How to denormalize hierarchical Django model data for rendering CSV or Excel with Djange REST Framework?
Assume, we are building an address book application with Django REST Framework and want to render an endpoint that exports all persons. Each person can have one or multiple phone numbers.
Exemplary data could look like this:
[
{
'name': 'Jon Doe',
'phone':
[
{
'type': 'home',
'number': '+1 234 5678'
}
]
},
{
'name': 'Jane Doe',
'phone':
[
{
'type': 'home',
'number': '+2 345 6789'
},
{
'type': 'work',
'number': '+3 456 7890'
}
]
}
]
As we want to export CSV or Excel tables, we want to denormalize the data so that each phone number gets its own line.

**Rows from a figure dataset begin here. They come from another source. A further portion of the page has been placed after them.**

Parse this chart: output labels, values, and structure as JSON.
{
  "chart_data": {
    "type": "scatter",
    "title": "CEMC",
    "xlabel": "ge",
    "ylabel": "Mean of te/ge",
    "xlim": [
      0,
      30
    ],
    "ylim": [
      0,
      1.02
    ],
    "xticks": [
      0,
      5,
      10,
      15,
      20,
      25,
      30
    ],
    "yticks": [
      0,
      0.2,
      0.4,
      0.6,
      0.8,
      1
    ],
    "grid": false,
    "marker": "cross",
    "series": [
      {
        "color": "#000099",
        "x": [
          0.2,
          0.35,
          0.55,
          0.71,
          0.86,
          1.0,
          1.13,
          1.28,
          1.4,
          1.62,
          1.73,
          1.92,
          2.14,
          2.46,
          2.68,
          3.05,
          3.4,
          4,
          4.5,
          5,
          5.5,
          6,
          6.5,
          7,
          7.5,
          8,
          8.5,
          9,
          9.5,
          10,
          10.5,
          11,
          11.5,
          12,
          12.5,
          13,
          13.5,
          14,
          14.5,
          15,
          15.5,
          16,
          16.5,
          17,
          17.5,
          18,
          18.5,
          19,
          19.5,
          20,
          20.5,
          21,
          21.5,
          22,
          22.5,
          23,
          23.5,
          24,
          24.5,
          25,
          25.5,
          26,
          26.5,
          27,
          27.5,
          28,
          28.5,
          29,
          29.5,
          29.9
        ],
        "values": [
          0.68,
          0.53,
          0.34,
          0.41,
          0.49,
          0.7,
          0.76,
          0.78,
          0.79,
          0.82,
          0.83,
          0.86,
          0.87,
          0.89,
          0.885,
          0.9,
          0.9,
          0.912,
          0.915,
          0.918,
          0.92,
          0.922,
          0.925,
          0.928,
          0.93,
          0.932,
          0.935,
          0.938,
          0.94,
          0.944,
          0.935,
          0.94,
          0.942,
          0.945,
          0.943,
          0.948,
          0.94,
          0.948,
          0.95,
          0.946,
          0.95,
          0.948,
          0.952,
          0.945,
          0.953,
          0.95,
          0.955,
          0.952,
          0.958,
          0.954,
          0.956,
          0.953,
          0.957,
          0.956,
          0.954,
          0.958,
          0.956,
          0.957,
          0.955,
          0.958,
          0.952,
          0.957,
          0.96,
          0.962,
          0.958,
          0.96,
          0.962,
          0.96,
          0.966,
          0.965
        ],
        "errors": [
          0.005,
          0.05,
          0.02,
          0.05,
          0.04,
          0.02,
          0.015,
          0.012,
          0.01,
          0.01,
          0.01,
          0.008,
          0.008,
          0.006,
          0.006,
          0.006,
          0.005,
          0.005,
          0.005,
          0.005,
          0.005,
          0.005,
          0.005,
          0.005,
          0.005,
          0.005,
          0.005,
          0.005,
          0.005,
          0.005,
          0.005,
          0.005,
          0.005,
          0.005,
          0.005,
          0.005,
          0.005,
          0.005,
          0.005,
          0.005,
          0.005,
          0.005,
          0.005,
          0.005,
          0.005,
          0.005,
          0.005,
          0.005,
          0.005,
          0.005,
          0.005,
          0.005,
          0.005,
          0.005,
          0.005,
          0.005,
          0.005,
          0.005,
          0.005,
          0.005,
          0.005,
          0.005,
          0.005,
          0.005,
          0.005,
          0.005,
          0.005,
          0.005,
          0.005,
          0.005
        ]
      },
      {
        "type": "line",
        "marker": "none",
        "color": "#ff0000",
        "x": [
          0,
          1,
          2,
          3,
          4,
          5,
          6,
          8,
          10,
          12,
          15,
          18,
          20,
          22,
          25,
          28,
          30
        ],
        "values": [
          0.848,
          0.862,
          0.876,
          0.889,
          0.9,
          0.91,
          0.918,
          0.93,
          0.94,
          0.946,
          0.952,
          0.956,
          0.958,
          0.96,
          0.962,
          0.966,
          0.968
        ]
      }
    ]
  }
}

A result could look like this:
name,phone.type,phone.number
Jon Doe,home,+1 234 5678
Jane Doe,home,+2 345 6789
Jane Doe,work,+3 456 7890
The question is, where exactly I would do the denormalization. I see two options:
- Write a custom
Serializer
that does the denormalization. On the upside, this would result in a single change that works for everyRenderer
, so I could have the endpoint export CSV and Excel using, e.g.djangorestframework-csv
anddrf-renderer-xlsx
. On the downside, this would interfere with renderers that do not benefit from denormalization like JSON or XML. - Derive each
Renderer
that needs denormalization and override theprocess_data()
method to first denormalize and then invoke the super-class implementation. - Write a custom
View
that does the denormalization based on the negotiated renderer, like described in https://www.django-rest-framework.org/api-guide/renderers/#varying-behavior-by-media-type.
This seems like an issue that many people could have, as tabular data export is a very common feature. Any hints on where I should start or what would be the best alternative?
Assuming you have a model Contact
(replace this for whatever model you have), using Pandas you can return a CSV file from a Django ORM QuerySet
.
import pandas as pd
from .models import Contact
def export_contacts(self, *args, **kwargs):
queryset = Contact.objects.all()
df = pd.DataFrame(list(queryset))
return df.to_csv()
You can add this into a separated module you can call directly from the view, new view for this, or wherever you need it.